When Ronson first wrote the lyric “Is it my destiny to live and die a life of blond fragility?” he wasn’t imagining that Gosling would be singing the song. He was just hoping that Gerwig and Baumbach wouldn’t laugh in his face. “When I sent the demo, I kind of mumbled that line, because I was like, if they don’t like it, I don’t want Greta and Noah to think that I’m trying to provide the funny.”
But Gerwig was a fan, and soon she passed along the message that Gosling was too. In fact, he related to the song so deeply that he asked to perform it in the film. To accommodate the request, Gerwig rewrote an important scene late in the movie—and asked Ronson and Wyatt to write a score that would lead into the song. (Eventually they agreed to write the score for the rest of the film too.)
Ronson flew to England to record Gosling’s vocals. Though he knew Gosling could sing—he was a Mouseketeer, after all—Ronson said he imagined having to adjust the key down to fit the actor’s “subdued baritone.” But not only did Gosling hit all the notes, he brought an emotionality to the performance that Ronson didn’t anticipate. “He really got [that] it had to walk this line of not being funny or parody,” he says. “But obviously, the song is also kind of ridiculous at times. So he was really amazing, and when he really did start hitting the big notes, I was like, this dude is a vocal powerhouse!”
From there, Ronson decided to “take it all the way,” bringing in Slash and new Foo Fighters drummer Josh Freese to play on the track. Warner Bros. gave fans a sneak preview of Gosling’s performance on the rock power ballad in a new teaser for the film.
Sometime after Ronson finished working on “Dance the Night” and “I’m Just Ken,” Gerwig asked him to put together the rest of the Barbie soundtrack. Ronson didn’t hesitate to say yes. “I just loved this film already so much, and I wanted to have as much to do with it as possible,” he says. So the duo sat down and dreamed up a list of possible collaborators. Ronson figured they’d be lucky to get a third of them, but as soon as the first photos leaked from the Barbie set, he found it wasn’t hard to convince people to come to his studio and watch a few scenes from the film.
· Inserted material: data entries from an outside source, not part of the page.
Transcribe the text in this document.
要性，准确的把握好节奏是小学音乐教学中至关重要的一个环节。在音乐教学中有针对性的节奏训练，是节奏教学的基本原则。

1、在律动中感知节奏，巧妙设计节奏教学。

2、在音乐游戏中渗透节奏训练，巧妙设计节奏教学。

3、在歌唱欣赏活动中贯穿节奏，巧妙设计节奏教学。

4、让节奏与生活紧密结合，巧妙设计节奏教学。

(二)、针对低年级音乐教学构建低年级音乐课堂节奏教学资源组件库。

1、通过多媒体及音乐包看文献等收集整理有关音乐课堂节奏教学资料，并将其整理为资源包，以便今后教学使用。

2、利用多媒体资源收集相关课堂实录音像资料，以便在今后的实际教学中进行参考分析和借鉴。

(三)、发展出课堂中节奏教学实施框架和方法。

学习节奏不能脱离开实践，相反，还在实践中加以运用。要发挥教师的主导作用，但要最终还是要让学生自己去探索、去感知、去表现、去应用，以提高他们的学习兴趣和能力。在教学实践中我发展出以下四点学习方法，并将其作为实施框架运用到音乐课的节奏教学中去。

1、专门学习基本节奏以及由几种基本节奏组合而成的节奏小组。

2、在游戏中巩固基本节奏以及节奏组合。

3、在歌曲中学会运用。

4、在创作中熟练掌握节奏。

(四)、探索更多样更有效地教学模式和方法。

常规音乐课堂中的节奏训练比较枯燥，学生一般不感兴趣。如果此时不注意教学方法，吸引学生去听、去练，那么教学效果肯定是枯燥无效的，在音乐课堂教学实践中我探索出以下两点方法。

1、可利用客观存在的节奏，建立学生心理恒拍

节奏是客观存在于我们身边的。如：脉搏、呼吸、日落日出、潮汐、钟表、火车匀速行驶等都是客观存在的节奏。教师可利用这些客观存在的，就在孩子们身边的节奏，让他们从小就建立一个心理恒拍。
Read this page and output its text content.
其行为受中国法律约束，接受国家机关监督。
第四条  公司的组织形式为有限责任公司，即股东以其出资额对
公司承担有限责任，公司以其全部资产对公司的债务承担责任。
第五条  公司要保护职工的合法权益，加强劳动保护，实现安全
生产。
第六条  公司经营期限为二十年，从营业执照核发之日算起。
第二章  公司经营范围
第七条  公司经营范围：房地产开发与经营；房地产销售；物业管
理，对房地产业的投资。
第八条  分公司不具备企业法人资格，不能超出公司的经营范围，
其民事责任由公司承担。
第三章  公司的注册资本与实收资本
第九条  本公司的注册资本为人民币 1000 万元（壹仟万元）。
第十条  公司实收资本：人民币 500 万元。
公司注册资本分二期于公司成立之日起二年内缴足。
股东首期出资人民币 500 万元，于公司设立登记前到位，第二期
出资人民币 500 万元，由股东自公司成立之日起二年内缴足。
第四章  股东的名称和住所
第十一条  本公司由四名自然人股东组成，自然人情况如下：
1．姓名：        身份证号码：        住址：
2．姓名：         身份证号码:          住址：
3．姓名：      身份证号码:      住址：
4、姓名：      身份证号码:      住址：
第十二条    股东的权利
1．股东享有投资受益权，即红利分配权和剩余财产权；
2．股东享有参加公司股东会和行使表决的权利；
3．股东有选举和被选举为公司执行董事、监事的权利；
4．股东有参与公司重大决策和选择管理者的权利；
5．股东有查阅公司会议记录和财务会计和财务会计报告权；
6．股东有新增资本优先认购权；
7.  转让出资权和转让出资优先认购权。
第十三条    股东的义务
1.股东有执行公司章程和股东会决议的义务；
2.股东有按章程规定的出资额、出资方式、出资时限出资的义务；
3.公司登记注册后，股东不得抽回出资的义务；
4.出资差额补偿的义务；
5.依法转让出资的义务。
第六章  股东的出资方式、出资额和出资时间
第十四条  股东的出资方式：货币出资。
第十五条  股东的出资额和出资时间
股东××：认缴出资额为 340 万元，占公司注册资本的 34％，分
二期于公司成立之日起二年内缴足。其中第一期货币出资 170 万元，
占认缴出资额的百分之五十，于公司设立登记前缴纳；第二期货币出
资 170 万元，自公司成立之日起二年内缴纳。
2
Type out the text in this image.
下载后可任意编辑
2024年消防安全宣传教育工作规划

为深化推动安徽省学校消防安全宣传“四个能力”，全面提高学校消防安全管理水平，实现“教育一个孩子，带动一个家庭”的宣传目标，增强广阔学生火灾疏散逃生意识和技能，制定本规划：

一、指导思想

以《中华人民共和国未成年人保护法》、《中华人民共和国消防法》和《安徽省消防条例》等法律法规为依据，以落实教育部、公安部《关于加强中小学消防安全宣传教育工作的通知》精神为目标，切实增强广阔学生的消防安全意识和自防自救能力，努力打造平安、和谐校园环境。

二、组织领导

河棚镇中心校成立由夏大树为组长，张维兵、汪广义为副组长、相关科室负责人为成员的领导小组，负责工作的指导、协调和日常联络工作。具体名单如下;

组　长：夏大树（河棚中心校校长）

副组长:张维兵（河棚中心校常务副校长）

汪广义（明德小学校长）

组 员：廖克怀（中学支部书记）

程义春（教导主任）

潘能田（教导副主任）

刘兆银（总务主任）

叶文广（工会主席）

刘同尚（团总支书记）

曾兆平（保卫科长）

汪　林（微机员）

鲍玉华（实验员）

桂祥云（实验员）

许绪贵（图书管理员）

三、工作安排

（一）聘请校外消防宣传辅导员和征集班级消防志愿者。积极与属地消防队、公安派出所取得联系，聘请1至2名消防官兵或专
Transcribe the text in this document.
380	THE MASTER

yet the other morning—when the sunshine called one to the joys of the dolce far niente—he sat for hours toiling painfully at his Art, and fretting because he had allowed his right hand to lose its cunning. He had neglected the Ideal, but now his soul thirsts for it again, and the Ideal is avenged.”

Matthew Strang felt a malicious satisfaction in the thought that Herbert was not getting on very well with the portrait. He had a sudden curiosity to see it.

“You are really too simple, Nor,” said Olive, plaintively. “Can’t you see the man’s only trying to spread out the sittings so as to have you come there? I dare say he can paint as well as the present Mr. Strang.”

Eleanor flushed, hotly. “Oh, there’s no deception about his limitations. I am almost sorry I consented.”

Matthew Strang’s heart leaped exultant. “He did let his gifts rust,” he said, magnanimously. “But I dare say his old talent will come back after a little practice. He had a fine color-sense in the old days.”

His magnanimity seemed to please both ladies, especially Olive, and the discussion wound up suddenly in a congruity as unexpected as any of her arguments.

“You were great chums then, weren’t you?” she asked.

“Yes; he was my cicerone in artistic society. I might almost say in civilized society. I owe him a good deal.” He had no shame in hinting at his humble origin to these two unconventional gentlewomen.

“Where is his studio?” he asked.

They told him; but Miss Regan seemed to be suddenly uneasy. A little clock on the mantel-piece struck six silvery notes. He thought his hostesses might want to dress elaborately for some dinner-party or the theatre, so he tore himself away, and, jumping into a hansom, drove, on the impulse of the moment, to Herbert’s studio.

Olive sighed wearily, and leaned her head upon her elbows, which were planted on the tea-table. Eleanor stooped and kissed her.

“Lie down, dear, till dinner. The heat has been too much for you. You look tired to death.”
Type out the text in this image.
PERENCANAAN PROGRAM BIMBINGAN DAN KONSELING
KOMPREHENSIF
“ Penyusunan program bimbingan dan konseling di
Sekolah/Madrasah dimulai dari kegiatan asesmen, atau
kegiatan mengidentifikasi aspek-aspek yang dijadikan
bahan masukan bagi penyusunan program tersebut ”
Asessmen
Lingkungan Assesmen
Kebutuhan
Each time an artist would visit Ronson’s studio, he would hand-select a scene for them to watch to help inspire a song. When Lizzo came in, she was shown the opening credits. Originally Ronson and Wyatt had written a piece of music to play over the scene, which depicts a perfect day in Barbie World. He describes it as a “Dave Grusin, ’80s, Working Girl, Tootsie kind of thing,” and he thought it was pretty cute. But the four-minute sequence was calling out for some lyrics.
It wasn’t an easy scene to write a song around, because so much was happening on the screen. Ronson says Lizzo tried a few things, but nothing was quite working until she asked to watch the footage again. As the tape rolled, she began to freestyle over the beat, essentially narrating the action. “She said a couple things that just made me laugh out loud,” he recalls. Now, Ronson says, the film opens with “Lizzo basically welcoming you into the world of Barbie.”
The 17-song soundtrack features an eclectic mix of musicians, from Charli XCX—who sampled Toni Basil’s “Mickey” on “Speed Drive”—to Karol G to Khalid. But Ronson knew it wouldn’t be complete without Minaj, queen of the Barbz, or Aqua’s “Barbie Girl,” which Robbie was adamant be included in the film. It was a double victory when he found a way to combine them into one track.
First Ronson got producer RiotUSA to find a clever way to flip the chorus of the bubblegum pop hit. Then the producer connected Ronson with his regular collaborator: on-the-rise rapper Ice Spice. It was Ice Spice who helped get the track in front of Minaj. “And that’s how we managed to make the impossible possible,” Ronson says. “If you told me at the beginning of this movie that we were gonna get Nicki Minaj rhyming over a drill flip of ‘Barbie Girl,’ I’m like, then we’re good. We could just have 13 blank songs on the rest of the soundtrack.”